A questão hoje é uma revolta social, com o nosso querido presidente que é burro e pode com seus atuais projetos provocar uma involução social, se hoje o brasileiro já não é interessado em cultura, limitar o que vai ser mostrado é pior ainda.
Essa que eu soube do Itamaraty não exigir mais o inglês para ser diplomata passou dos limites, nosso representante no exterior sem saber uma palavra de inglês, isso pode ser imaginado? ahh sim o argumento de que isso é um fator limitante e que todos deveriam ter acesso a esse cargo, não é questão de limitar o acesso ao cargo, mas imagina-se num país onde você tem como trabalho entender as questões abordadas e que você tenha que entendê-las para que possa fazer seu papel de representante de seu país, sem saber falar uma palavra de inglês a língua oficial dos negócios, imagina um diplomata com um tradutor a tira colo, no mínimo o presidente enlouqueceu porque ele próprio não sabe falar inglês, e será que sabe o português.
Não dá também a cultura e a reportagem que acabei de ler, sobre picolés de chuchu, tudo sem sabor algum credo, e é isso que movimenta a massa, todas as paradas de sucesso sem o mínimo de sabor, o interesse sempre e inato pelas coisas banais, podemos esperar a evolução desta maneira?

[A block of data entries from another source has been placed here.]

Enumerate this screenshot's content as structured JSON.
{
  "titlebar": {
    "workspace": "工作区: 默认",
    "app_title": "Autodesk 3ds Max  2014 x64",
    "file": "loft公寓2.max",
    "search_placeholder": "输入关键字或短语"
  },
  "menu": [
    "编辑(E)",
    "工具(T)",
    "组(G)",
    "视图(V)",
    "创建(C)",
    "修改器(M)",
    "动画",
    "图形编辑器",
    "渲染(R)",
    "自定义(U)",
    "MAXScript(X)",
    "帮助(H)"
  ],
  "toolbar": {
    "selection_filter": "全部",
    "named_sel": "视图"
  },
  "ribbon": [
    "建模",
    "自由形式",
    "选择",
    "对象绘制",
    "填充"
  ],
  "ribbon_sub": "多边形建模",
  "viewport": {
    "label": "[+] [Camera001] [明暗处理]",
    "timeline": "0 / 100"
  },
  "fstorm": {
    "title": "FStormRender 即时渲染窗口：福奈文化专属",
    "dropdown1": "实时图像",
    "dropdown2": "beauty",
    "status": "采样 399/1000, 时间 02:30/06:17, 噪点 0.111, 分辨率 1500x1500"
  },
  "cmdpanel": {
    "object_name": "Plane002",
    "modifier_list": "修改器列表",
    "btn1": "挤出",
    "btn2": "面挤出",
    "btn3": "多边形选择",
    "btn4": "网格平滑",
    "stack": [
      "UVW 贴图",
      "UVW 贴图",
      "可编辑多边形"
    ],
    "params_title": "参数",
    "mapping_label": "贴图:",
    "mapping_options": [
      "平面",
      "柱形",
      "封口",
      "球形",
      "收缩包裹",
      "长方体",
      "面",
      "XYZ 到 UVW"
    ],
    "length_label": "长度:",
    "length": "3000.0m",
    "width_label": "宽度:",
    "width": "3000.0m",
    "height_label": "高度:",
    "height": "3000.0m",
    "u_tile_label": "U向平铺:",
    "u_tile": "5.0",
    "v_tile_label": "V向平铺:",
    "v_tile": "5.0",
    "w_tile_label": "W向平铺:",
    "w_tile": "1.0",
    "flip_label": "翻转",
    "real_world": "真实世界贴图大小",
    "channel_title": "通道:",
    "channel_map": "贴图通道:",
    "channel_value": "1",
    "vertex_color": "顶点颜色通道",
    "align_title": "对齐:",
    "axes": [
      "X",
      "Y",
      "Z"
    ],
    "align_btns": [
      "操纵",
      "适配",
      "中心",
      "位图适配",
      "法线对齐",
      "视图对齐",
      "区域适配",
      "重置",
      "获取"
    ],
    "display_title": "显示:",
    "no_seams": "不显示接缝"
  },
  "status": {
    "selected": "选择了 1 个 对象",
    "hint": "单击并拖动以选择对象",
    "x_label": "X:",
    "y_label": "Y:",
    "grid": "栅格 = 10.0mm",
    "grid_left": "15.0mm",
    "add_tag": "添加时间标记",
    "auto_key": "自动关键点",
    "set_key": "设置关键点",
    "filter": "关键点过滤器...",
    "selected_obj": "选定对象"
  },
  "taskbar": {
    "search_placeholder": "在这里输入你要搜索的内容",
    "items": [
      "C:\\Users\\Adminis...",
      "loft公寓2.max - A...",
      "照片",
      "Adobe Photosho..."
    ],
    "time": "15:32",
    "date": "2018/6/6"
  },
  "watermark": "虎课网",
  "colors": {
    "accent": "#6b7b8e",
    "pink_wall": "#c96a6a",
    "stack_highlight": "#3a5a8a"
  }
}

Também não adianta falar, não adianta reclamar, as coisas precisam ser feitas, ter uma visão quase sobre humana do que está acontecendo e ficar calado. Igual a tudo na vida, olhar e ficar calado olhar e ficar parado, esperando as horas passar.

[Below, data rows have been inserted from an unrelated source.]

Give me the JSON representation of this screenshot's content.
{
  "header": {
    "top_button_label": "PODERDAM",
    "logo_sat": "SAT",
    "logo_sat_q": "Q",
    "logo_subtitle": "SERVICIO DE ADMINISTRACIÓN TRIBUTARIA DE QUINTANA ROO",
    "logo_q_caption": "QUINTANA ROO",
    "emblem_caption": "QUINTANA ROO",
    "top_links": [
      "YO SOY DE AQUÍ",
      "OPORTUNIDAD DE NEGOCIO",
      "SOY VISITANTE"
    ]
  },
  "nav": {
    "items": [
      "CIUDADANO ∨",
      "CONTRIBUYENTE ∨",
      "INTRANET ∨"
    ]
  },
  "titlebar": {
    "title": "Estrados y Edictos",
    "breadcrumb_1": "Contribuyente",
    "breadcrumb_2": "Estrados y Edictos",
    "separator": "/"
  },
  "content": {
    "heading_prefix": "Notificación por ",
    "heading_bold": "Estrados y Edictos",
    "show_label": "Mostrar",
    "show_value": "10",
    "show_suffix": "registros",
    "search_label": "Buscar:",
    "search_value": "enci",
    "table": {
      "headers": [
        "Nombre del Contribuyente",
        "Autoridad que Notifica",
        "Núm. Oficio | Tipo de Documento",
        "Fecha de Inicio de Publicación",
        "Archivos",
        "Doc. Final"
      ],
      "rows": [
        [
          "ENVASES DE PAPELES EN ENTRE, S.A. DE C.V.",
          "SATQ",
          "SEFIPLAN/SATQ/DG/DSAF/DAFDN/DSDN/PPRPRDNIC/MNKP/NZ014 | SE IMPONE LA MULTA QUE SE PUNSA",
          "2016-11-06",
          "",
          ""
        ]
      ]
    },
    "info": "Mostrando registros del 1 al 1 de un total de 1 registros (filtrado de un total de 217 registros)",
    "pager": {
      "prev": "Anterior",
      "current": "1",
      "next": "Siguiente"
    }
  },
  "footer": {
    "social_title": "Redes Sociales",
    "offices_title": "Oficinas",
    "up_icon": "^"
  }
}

Não, não mesmo, minha cabeça está com um turbilhão de idéias que mal consigo organizar, e tudo está se misturando as idéias estão todas misturadas, mas a revolta está dentroe não se apaga.

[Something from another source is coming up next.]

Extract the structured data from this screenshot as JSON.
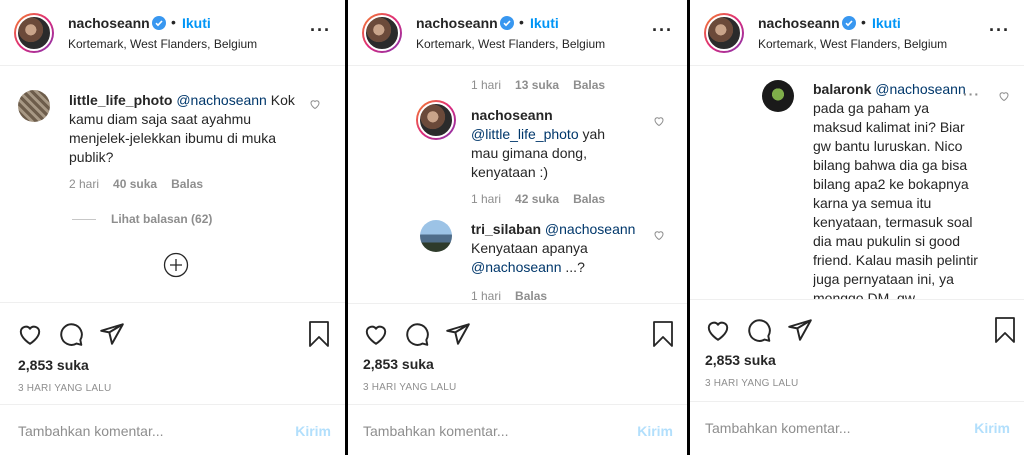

Fazer acontecer, no filme de ontem o protagonista não conseguia se livrar de tudo o que havia entrado na vida dele, o psicanalista que nunca o ajudou, o empresário que não era bom e a namorada que já não estava mais apaixonada, a confiança e apoio de um agente externo o fez mudar, mas então porque precisamos disso? de um apoio externo, de alguém que nos diga o que fazer... mas precisamos disso? não deveríamos precisar disso. A admiração dele por seu amigo que fazia as coisas acontecerem que corria o risco de apanhar e ser preso, mas não ficava calado diante da injustiça. Acho que esta foi uma das partes que mais me chamou a atenção no filme e não ele ter citado alguém que lê dostoiveski como alguém culto, e ninguém ao menos se interessa, o que dá dinheiro? aquilo que faz as pessoas rirem... igual a tudo na vida, interessante.